Como é prático atribuir a cada corpo desses uma parte, uma migalha, no anonimato generalizado! É cínico, é injusto, mas é prático. De um gesto, cria-se a massa. Inerte e pluricelular, uma forma cuja agitação não tem sentido e se pode ignorar. Condená-los ao anonimato parece expiar a culpa do isolamento. Se não têm nome, não são indivíduos, não vivem histórias que mudem com o dia. Manter-se afastado durante uma semana não é perda alguma, não é nada. Falar em massa, sufocar os nomes, é colocar-se em outro plano. O único plano individual, em que o eu é legítimo e a vida deve se conservar. Melhor. A ilusão é um caminho justo para a paz de espírito. Pois mais vale encher de enfeites esta margem que me cabe na existência, que desesperar dos muros altos do entorno.

Assim se apresenta o estranho gosto pelos rostos, meus estranhos. Misto de curiosidade e desprezo, despeito e orgulho. Em comum, todos eles traçam biombos imaginários para resguardar a intimidade. Em pleno transporte público. Todos têm nuvens diante dos olhos. Há os sérios, de pensamentos distantes, solitários no rumo das funções. E há os grupos, os pares, os casais, os amigos. Falam, gesticulam, movimentam-se. Incomodam os sérios, porque parecem mais leves, embora sofram tanto quanto cada um. Há os espalhados, jovens garbosos: ainda não entenderam que seu universo é só mais um canto escuro. Há os pequenos, humildes, escondidos nos assentos porque desistiram de crer no próprio mundo. Há os leitores insondáveis, os músicos tristonhos, os pedintes em profusão.
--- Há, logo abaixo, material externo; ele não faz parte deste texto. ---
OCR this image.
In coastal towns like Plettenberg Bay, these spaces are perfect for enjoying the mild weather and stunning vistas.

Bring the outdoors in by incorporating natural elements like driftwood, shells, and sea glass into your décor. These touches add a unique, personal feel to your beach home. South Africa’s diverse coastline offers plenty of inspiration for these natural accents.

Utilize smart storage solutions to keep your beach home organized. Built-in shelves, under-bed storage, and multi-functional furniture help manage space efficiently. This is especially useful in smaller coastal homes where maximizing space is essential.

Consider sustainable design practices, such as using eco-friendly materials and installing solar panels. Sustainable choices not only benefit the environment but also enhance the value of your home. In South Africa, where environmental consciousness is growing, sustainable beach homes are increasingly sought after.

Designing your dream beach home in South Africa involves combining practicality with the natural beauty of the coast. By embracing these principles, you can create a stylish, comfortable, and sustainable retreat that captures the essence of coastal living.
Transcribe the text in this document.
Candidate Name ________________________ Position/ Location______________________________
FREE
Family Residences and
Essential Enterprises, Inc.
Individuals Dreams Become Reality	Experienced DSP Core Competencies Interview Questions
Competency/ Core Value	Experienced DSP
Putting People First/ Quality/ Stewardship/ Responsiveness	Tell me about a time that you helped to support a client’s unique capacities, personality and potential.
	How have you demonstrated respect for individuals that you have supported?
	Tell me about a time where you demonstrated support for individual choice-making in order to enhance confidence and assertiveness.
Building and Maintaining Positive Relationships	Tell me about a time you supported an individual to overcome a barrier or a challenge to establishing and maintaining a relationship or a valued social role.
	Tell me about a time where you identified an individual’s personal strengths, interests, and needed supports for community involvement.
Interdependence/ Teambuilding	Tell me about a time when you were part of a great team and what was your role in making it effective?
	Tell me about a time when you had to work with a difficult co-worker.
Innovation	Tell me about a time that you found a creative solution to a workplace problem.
Em comum, o fato de que não sei como se chamam. Tento adivinhar, examino as fisionomias, invento nomes para todos. Nomes brasileiros, em geral. Até me dar conta de que dificilmente alguém se chama assim nesta plataforma de subúrbio parisiense. Invento outros nomes, agora internacionais. Como um despótico Adão, batizo-os, um por um. De todas as pessoas que convivem naquele parco espaço, uma apenas não é renomeada pela minha imaginação que vai se revelando doentia. Ora, eu conheço meu verdadeiro nome. Não teria por que escolher outro. Mas dentre eles todos, não há um que saiba quem sou. Que eu possa saber, nem há quem invente um nome para mim. Entre as criaturas que batizei, eu mesmo sirvo apenas para compor a massa.